Re: [SMP patch] io-apic-patch-2.1.101-F (new-one)

Edgar Toernig (
Thu, 14 May 1998 18:16:50 +0200


Gabriel Paubert wrote:
> On Thu, 14 May 1998, Edgar Toernig wrote:
> > MOLNAR Ingo wrote:
> > > Enabling a pin for a raised level-triggered IRQ does _not_ generate an
> > > IRQ as far as i've checked. Yes it sucks.
> >
> > Unmasking an already active level-triggered pin does of course generate
> > an IRQ. Your statement is right for edge-triggered interrupts; the
> > IO-APIC wants to /see/ the edge while unmasked but for level-
> > triggered interrupts the level alone is enough (else they would be
> > edge-triggered ints, too, right? :-)
> No! From my IO-APIC doc in the I/O redirection table register description:
(Doc-ID 290566-001 :-)
> Interrupt Mask-R/W interrupts signaled on a masked interrupt pin are
> ignored (i.e., not delivered or held pending). LEVEL-ASSERTS OR NEGATES
That's exactly what I want.

> Changing the mask bit from unmasked to masked after the
> interrupt is accepted by a local APIC has no effect on that interrupt.
> This behavior is identical to the case where the device withdraws the
> interrupt before that interrupt is posted to the processor. It is
> software's responsibility to handle the case where the mask bit is set
> after the interrupt message has been accepted by a local APIC unit but
> before the interrupt is dispensed to the processor. When this bit is 0,
> the interrupt is not masked. An edge or level on an interrupt pin that is
> not masked results in the delivery of the interrupt to the destination.
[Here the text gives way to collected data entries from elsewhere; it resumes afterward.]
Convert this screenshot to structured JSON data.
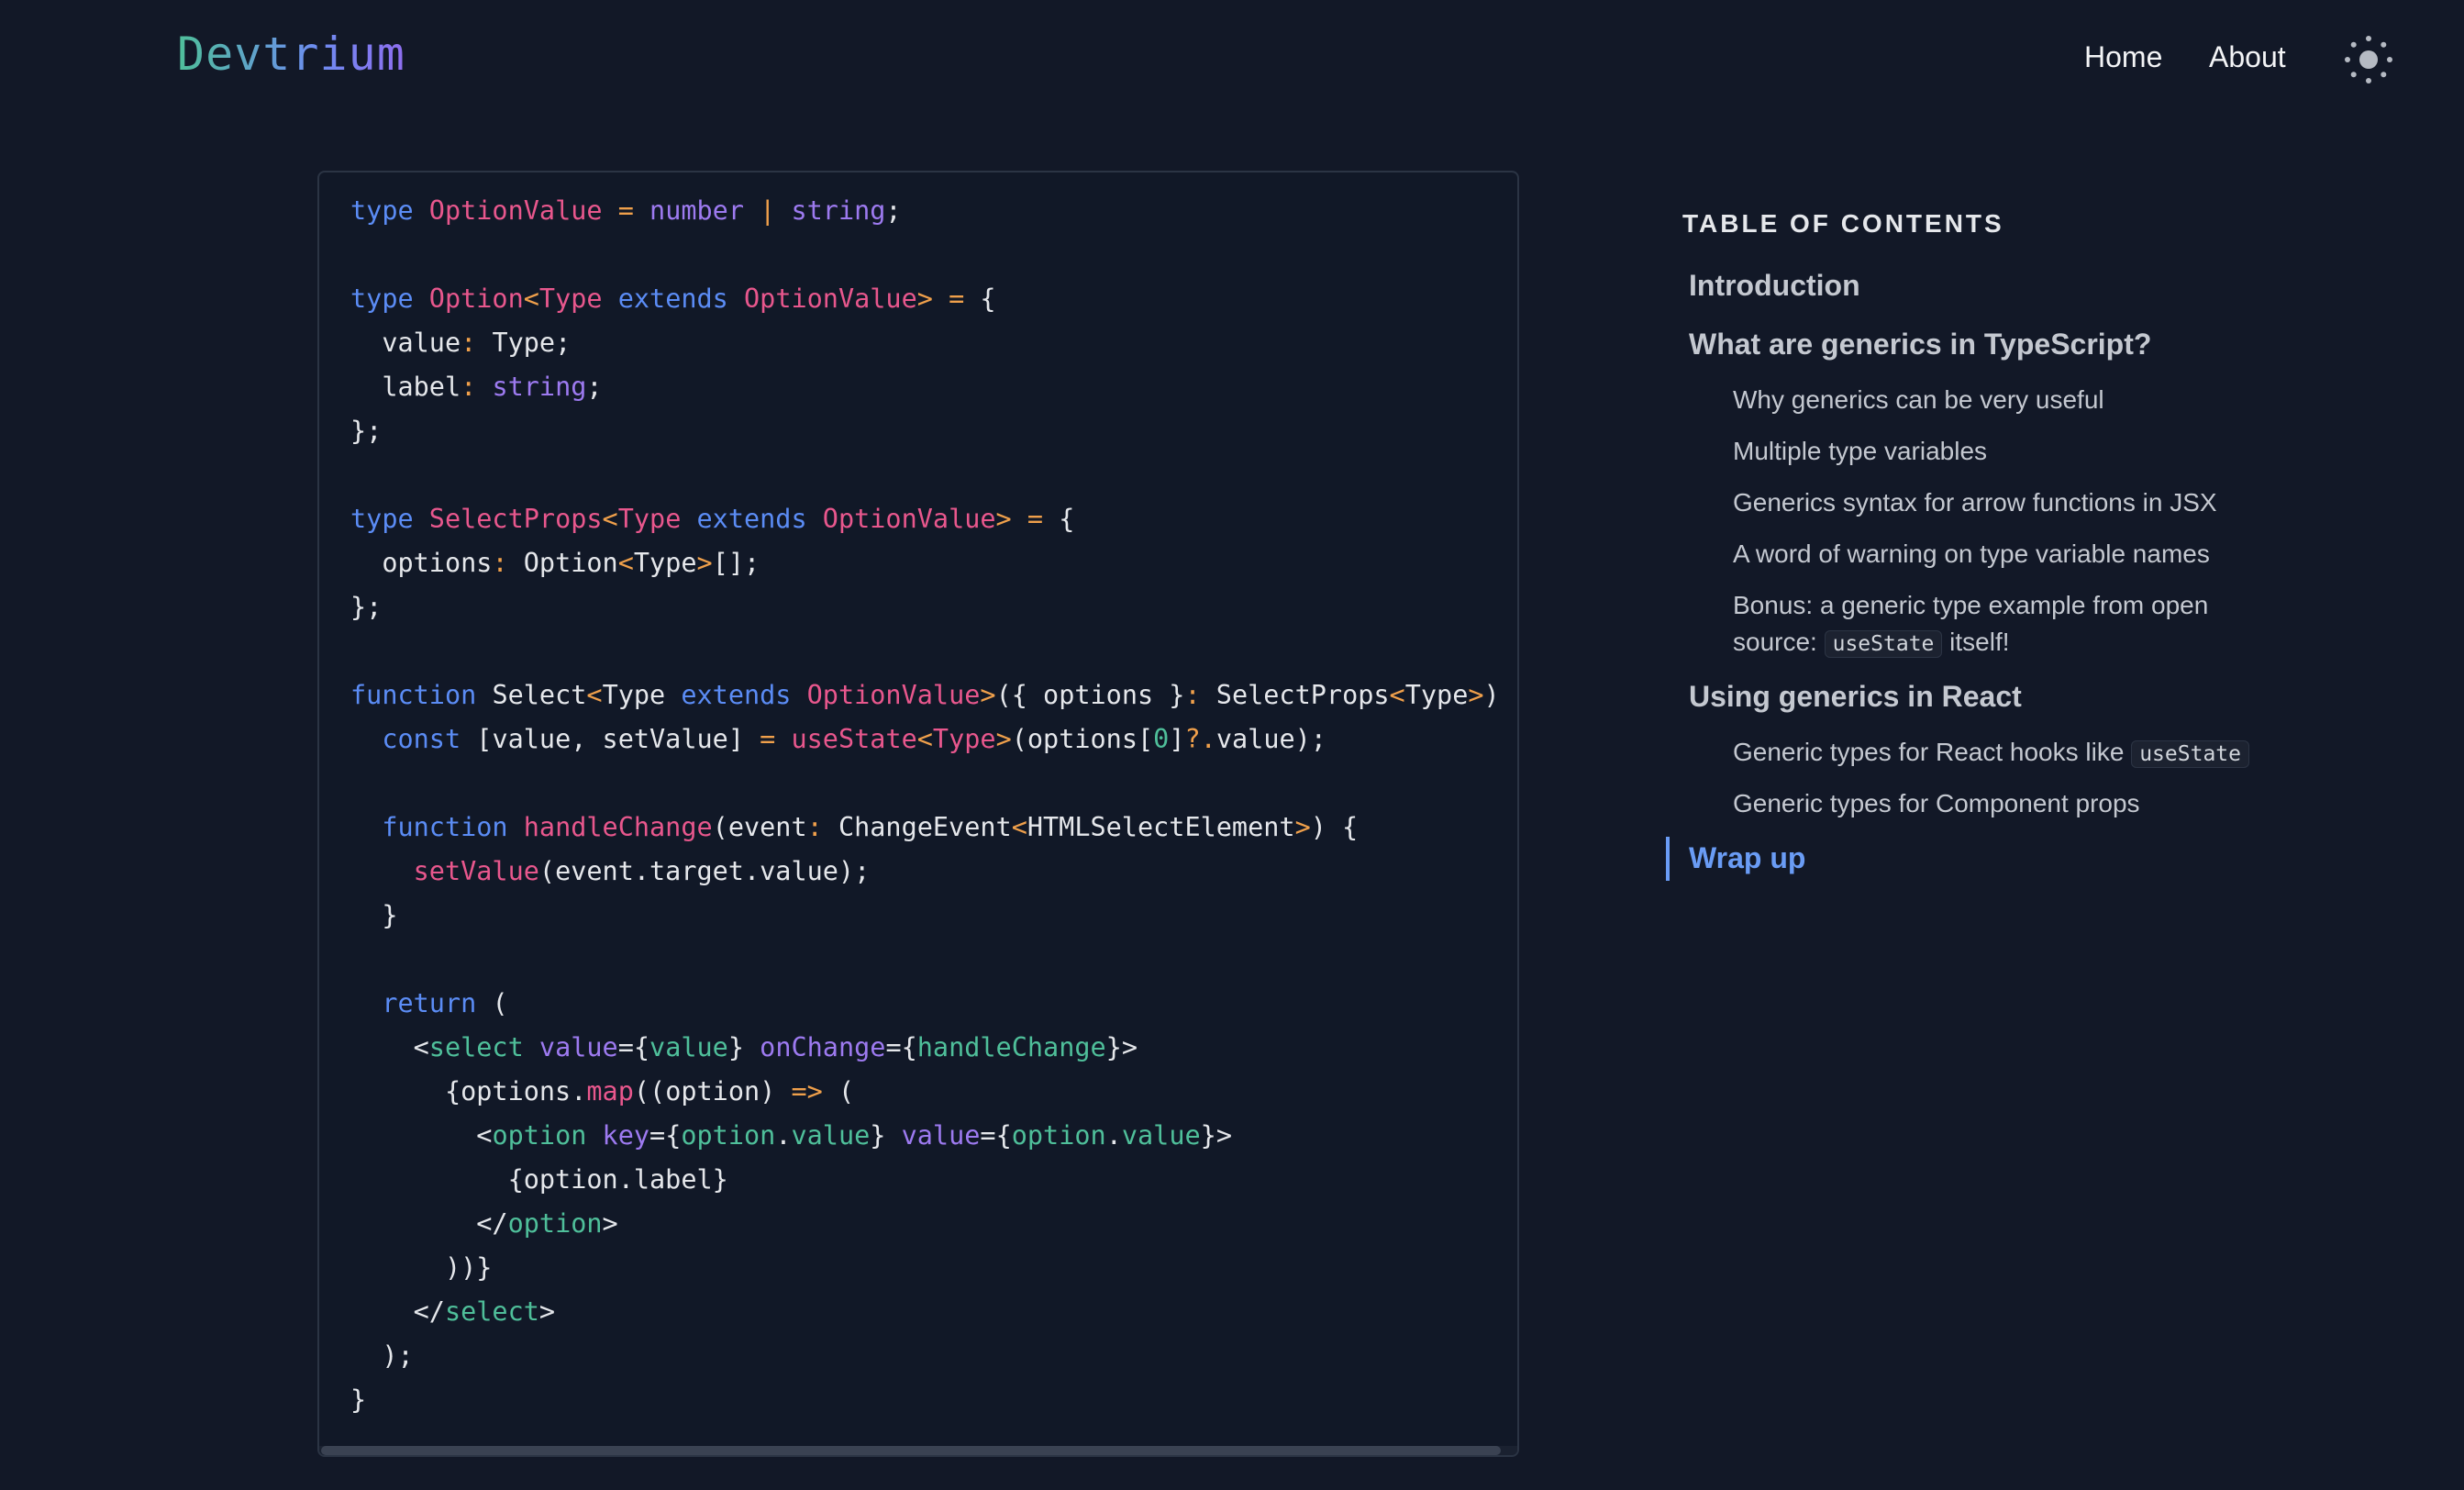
{
  "header": {
    "logo": "Devtrium",
    "nav": {
      "home": "Home",
      "about": "About"
    },
    "theme_toggle_icon": "sun-icon"
  },
  "code": {
    "language": "tsx",
    "lines": [
      [
        [
          "k",
          "type "
        ],
        [
          "t",
          "OptionValue "
        ],
        [
          "o",
          "= "
        ],
        [
          "p",
          "number "
        ],
        [
          "o",
          "| "
        ],
        [
          "p",
          "string"
        ],
        [
          "w",
          ";"
        ]
      ],
      [],
      [
        [
          "k",
          "type "
        ],
        [
          "t",
          "Option"
        ],
        [
          "o",
          "<"
        ],
        [
          "t",
          "Type "
        ],
        [
          "k",
          "extends "
        ],
        [
          "t",
          "OptionValue"
        ],
        [
          "o",
          "> = "
        ],
        [
          "w",
          "{"
        ]
      ],
      [
        [
          "w",
          "  value"
        ],
        [
          "o",
          ": "
        ],
        [
          "w",
          "Type;"
        ]
      ],
      [
        [
          "w",
          "  label"
        ],
        [
          "o",
          ": "
        ],
        [
          "p",
          "string"
        ],
        [
          "w",
          ";"
        ]
      ],
      [
        [
          "w",
          "};"
        ]
      ],
      [],
      [
        [
          "k",
          "type "
        ],
        [
          "t",
          "SelectProps"
        ],
        [
          "o",
          "<"
        ],
        [
          "t",
          "Type "
        ],
        [
          "k",
          "extends "
        ],
        [
          "t",
          "OptionValue"
        ],
        [
          "o",
          "> = "
        ],
        [
          "w",
          "{"
        ]
      ],
      [
        [
          "w",
          "  options"
        ],
        [
          "o",
          ": "
        ],
        [
          "w",
          "Option"
        ],
        [
          "o",
          "<"
        ],
        [
          "w",
          "Type"
        ],
        [
          "o",
          ">"
        ],
        [
          "w",
          "[];"
        ]
      ],
      [
        [
          "w",
          "};"
        ]
      ],
      [],
      [
        [
          "k",
          "function "
        ],
        [
          "w",
          "Select"
        ],
        [
          "o",
          "<"
        ],
        [
          "w",
          "Type "
        ],
        [
          "k",
          "extends "
        ],
        [
          "t",
          "OptionValue"
        ],
        [
          "o",
          ">"
        ],
        [
          "w",
          "({ options }"
        ],
        [
          "o",
          ": "
        ],
        [
          "w",
          "SelectProps"
        ],
        [
          "o",
          "<"
        ],
        [
          "w",
          "Type"
        ],
        [
          "o",
          ">"
        ],
        [
          "w",
          ") {"
        ]
      ],
      [
        [
          "k",
          "  const "
        ],
        [
          "w",
          "[value, setValue] "
        ],
        [
          "o",
          "= "
        ],
        [
          "t",
          "useState"
        ],
        [
          "o",
          "<"
        ],
        [
          "t",
          "Type"
        ],
        [
          "o",
          ">"
        ],
        [
          "w",
          "(options["
        ],
        [
          "g",
          "0"
        ],
        [
          "w",
          "]"
        ],
        [
          "o",
          "?."
        ],
        [
          "w",
          "value);"
        ]
      ],
      [],
      [
        [
          "k",
          "  function "
        ],
        [
          "t",
          "handleChange"
        ],
        [
          "w",
          "(event"
        ],
        [
          "o",
          ": "
        ],
        [
          "w",
          "ChangeEvent"
        ],
        [
          "o",
          "<"
        ],
        [
          "w",
          "HTMLSelectElement"
        ],
        [
          "o",
          ">"
        ],
        [
          "w",
          ") {"
        ]
      ],
      [
        [
          "t",
          "    setValue"
        ],
        [
          "w",
          "(event.target.value);"
        ]
      ],
      [
        [
          "w",
          "  }"
        ]
      ],
      [],
      [
        [
          "k",
          "  return "
        ],
        [
          "w",
          "("
        ]
      ],
      [
        [
          "w",
          "    <"
        ],
        [
          "g",
          "select "
        ],
        [
          "p",
          "value"
        ],
        [
          "w",
          "={"
        ],
        [
          "g",
          "value"
        ],
        [
          "w",
          "} "
        ],
        [
          "p",
          "onChange"
        ],
        [
          "w",
          "={"
        ],
        [
          "g",
          "handleChange"
        ],
        [
          "w",
          "}>"
        ]
      ],
      [
        [
          "w",
          "      {options."
        ],
        [
          "t",
          "map"
        ],
        [
          "w",
          "((option) "
        ],
        [
          "o",
          "=> "
        ],
        [
          "w",
          "("
        ]
      ],
      [
        [
          "w",
          "        <"
        ],
        [
          "g",
          "option "
        ],
        [
          "p",
          "key"
        ],
        [
          "w",
          "={"
        ],
        [
          "g",
          "option"
        ],
        [
          "w",
          "."
        ],
        [
          "g",
          "value"
        ],
        [
          "w",
          "} "
        ],
        [
          "p",
          "value"
        ],
        [
          "w",
          "={"
        ],
        [
          "g",
          "option"
        ],
        [
          "w",
          "."
        ],
        [
          "g",
          "value"
        ],
        [
          "w",
          "}>"
        ]
      ],
      [
        [
          "w",
          "          {option.label}"
        ]
      ],
      [
        [
          "w",
          "        </"
        ],
        [
          "g",
          "option"
        ],
        [
          "w",
          ">"
        ]
      ],
      [
        [
          "w",
          "      ))}"
        ]
      ],
      [
        [
          "w",
          "    </"
        ],
        [
          "g",
          "select"
        ],
        [
          "w",
          ">"
        ]
      ],
      [
        [
          "w",
          "  );"
        ]
      ],
      [
        [
          "w",
          "}"
        ]
      ]
    ]
  },
  "toc": {
    "heading": "TABLE OF CONTENTS",
    "introduction": "Introduction",
    "what_are_generics": "What are generics in TypeScript?",
    "why_useful": "Why generics can be very useful",
    "multiple_vars": "Multiple type variables",
    "arrow_jsx": "Generics syntax for arrow functions in JSX",
    "warning": "A word of warning on type variable names",
    "bonus_line1": "Bonus: a generic type example from open",
    "bonus_source": "source:",
    "bonus_code": "useState",
    "bonus_itself": "itself!",
    "using_in_react": "Using generics in React",
    "hooks_text": "Generic types for React hooks like",
    "hooks_code": "useState",
    "component_props": "Generic types for Component props",
    "wrap_up": "Wrap up",
    "active_item": "Wrap up",
    "active_color": "#6a9cf5"
  }
}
Note the last sentence. An active level results in an interrupt. If
in INT-line is active while masked and then unmasked, it will generate an
immediate interrupt. What else should the IO-APIC do? Wait the pin
to go to an inactive state and then again to an active one? That would
be edge triggered. No! The active level generates the IRQ provided
there is no unacked IRQ for the same line.

That's the reason why they have the Remote-IRR bit. It's an additional
mask. As long as it is 1 no further IRQs are deliverd. If the local
APIC send the EOI, it is cleared and another IRQ may be send.

You don't need this with edge-triggered interrupts because every detected
edge will generate an IRQ wether the slave APIC is ready or not. But
for level-triggered ints you need something like this else you would
send IRQ storms as long as the i/o-device has its int-line active.

> Note that I never thought that such a thing would be possible after
> working with buses like VME for years (which exclusively use simple
> level-triggered interrupts schemes) and cannot lose them. But I have to
> praise Intel since they have shown me that I was wrong by coming up with
> this new concept: losable level-triggered interrupts ;) It truly takes
> the R&D resources of a multibillion dollar company to reach this level of
> cutting-edge innovation ;)

:-) But I'm still not convinced that we loose level-triggered interrupts.
At least with the NE2k prob, the IRQ has reached the IO-APIC and was send
to the local APIC...

Ok, bad designed i/o-devices may do all kind harm. Think of a chip with
level triggered interrupts, which only set its int-register on arrival of
a new packet instead of setting it as long as a packet is ready. It would
be very hairy (if not impossible) to get something like this to work

Ciao, ET.

PS: I'll make a test. With MOLNAR's patch the mask-bit is unused. So
I will toggled it every say 160ms for the NE2k. Let's see what happens...

PPS: Did it. Ping time between 0.6ms and 160ms but no packet lost.